“Sono moderatamente ottimista, moderatamente contenta. Ho paura che la legge diventi l’ennesimo pasticcio”. Carla Forcolin è stata molte volte una mamma affidataria. E da fondatrice dell’associazione “La gabbianella e altri animali”, che combatte contro il distacco dei bambini dalle famiglie che li accolgono, guarda con cautela alle prime modifiche che la legge sull’adozione potrebbe subire. Quella del distacco è un’esperienza che Carla ha vissuto sulla propria pelle con il piccolo Marco, due anni, di cui molti anni fa si occupava per oltre dieci ore settimanali ma che non ebbe la possibilità di adottare perché era divorziata: “Per prepararlo al fatto che ci saremmo separati, gli raccontavo che avrebbe trovato una mamma bella e giovane, un papà con una macchina fiammante. Ma lui mi guardava e mi diceva ‘Io Carla’. Una storia che ho raccontato nel libro ‘Il gabbianello Marco e altri animali'”.
Carla, se tutto procederà come la vostra petizione del 2007 reclamava, coppie e single potranno adottare i bambini che hanno in precedenza avuto in affido. C’è un però?
“La cosa positiva è che finalmente si riconosce il punto di vista del bambino: i vari governi hanno sempre rimandato il problema, dimenticando che i minori si affezionano a chi per primo li ama e li tratta bene. Nelle famiglie affidatarie si trova amore, si trovano fratelli e calore. Portare via i bambini da quei contesti è una barbarie che in Europa avviene solo in Italia. La mia paura è che si continui ad andare a rilento sulle modifiche di legge e che le ambiguità non vengano cancellate. Un esempio? Pochi sanno che la legge attualmente in vigore consente per esempio alle persone sole di adottare un bambino con handicap. Assurdo: si va avanti con la logica della domanda e dell’offerta, non con quella che considera il bene del bambino”.
C’è chi è contrario al fatto che i single possano diventare genitori adottivi: perché?
“Trovo sia una battaglia puramente ideologica: ci si arrocca su posizioni che non pensano all’importanza della continuità affettiva. Pensiamo ad un caso concreto, immaginando una bambina abusata sessualmente. Magari per lei la soluzione ideale è avere una mamma sola, perché si sentirebbe più tranquilla a non avere figure maschili intorno. Perché negarglielo?”.
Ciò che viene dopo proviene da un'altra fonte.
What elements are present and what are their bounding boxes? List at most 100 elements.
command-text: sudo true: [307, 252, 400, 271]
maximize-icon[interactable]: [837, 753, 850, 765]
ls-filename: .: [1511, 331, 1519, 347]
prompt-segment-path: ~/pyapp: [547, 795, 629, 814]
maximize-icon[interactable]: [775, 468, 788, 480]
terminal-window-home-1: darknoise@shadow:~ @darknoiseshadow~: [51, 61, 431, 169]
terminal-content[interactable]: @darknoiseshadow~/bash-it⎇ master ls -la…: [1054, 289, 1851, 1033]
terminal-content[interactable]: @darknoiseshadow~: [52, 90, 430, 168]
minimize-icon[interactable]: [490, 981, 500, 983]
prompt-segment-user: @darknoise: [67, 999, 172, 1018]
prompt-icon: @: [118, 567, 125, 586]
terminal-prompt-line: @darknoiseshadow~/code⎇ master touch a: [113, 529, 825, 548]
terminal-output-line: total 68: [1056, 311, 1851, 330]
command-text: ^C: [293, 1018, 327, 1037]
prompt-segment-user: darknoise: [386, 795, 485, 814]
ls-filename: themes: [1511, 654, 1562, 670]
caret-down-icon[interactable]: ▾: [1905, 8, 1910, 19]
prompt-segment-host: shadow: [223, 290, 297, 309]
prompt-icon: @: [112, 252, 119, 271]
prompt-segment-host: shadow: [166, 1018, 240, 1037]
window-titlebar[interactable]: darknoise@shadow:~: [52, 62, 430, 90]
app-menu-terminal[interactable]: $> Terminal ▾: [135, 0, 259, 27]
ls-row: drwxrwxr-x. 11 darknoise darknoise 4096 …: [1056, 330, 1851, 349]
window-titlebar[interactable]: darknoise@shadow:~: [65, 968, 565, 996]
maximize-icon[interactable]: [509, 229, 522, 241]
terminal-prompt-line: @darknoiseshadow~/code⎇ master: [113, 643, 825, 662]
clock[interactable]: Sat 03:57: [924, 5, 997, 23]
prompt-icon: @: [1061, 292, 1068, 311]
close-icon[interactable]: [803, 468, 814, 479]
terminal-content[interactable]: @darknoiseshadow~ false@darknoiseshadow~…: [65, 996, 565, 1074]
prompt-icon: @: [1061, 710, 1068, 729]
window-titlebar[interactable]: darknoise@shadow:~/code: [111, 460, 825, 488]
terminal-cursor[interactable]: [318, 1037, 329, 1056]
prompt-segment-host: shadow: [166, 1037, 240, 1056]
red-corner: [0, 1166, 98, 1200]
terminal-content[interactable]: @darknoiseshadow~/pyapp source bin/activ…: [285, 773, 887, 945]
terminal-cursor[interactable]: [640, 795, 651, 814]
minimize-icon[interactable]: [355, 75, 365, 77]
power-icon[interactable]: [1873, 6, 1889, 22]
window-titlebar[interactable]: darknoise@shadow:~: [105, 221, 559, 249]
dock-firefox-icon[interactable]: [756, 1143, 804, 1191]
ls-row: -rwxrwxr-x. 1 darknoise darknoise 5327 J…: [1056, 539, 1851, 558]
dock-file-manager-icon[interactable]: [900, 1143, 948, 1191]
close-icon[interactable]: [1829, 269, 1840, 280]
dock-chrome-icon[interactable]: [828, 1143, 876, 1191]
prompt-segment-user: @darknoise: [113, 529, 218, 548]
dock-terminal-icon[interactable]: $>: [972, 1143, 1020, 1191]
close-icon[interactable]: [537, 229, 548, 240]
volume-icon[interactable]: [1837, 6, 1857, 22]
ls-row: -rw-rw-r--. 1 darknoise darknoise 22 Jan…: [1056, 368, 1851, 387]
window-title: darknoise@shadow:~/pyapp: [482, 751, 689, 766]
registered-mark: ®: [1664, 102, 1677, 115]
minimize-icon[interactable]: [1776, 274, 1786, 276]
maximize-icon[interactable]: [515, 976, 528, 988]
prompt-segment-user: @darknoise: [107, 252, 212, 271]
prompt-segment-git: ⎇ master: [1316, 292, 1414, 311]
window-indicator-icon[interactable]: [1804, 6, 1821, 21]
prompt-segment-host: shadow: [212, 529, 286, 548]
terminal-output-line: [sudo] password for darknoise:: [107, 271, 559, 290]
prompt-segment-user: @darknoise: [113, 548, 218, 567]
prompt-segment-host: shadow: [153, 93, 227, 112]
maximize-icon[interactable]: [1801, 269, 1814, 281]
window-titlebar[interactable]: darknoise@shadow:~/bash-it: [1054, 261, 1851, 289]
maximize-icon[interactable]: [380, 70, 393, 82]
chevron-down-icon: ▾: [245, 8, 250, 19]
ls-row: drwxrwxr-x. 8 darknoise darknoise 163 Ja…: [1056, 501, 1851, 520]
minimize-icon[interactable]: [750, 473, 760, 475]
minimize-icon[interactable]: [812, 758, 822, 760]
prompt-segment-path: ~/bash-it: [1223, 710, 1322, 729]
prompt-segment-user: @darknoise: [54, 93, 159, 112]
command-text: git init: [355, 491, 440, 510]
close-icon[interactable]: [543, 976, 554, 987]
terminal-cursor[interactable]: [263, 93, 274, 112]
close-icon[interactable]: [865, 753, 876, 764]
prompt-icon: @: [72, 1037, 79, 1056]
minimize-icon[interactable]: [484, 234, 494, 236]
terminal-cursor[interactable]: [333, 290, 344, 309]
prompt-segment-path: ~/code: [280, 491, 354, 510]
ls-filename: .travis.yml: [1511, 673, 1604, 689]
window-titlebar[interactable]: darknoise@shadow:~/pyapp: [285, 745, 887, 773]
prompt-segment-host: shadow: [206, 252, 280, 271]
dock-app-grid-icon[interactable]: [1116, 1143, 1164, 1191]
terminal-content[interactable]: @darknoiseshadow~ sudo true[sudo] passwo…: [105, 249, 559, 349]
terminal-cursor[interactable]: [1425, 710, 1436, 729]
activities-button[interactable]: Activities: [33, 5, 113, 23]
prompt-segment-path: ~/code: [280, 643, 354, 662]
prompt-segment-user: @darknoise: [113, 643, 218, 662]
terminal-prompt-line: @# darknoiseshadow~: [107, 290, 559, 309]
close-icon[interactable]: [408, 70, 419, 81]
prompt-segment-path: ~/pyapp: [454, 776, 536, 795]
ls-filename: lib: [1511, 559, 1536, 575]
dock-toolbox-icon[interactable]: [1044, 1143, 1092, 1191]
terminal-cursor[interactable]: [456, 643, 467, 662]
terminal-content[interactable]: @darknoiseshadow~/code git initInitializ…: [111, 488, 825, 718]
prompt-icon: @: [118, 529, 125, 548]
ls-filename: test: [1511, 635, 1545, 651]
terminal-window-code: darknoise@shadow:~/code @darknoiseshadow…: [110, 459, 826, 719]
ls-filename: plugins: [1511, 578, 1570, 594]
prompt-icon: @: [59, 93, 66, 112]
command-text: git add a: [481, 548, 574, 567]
Da qui il nome della vostra associazione?
“Sì, quando l’associazione venne fondata, prendemmo spunto dal racconto di Sepulveda. A noi non interessano i dati anagrafici di chi accoglie, quanto i sentimenti. Fare in modo che i figli affidatari possano diventare adottivi è per noi l’unico mondo possibile: i bambini hanno spirito di adattamento, è vero, ma l’esperienza dell’abbandono è tragica. Creerà nella migliore delle ipotesi degli adulti abbandonici, nella peggiore delle persone anaffettive”.
Quanto conta la dimensione temporale degli affidi, spesso protratti ben oltre il periodo previsto?
“Conta eccome. I bambini si legano moltissimo a chi li fa sentire bene. Eppure il 60 percento degli affidi supera i tre anni, contro i due previsti. Alcuni arrivano addirittura fino alla maggiore età. Le cose non dovrebbero essere trascinate all’infinito. Ma purtroppo è quello che temo anche in relazione alla legge”.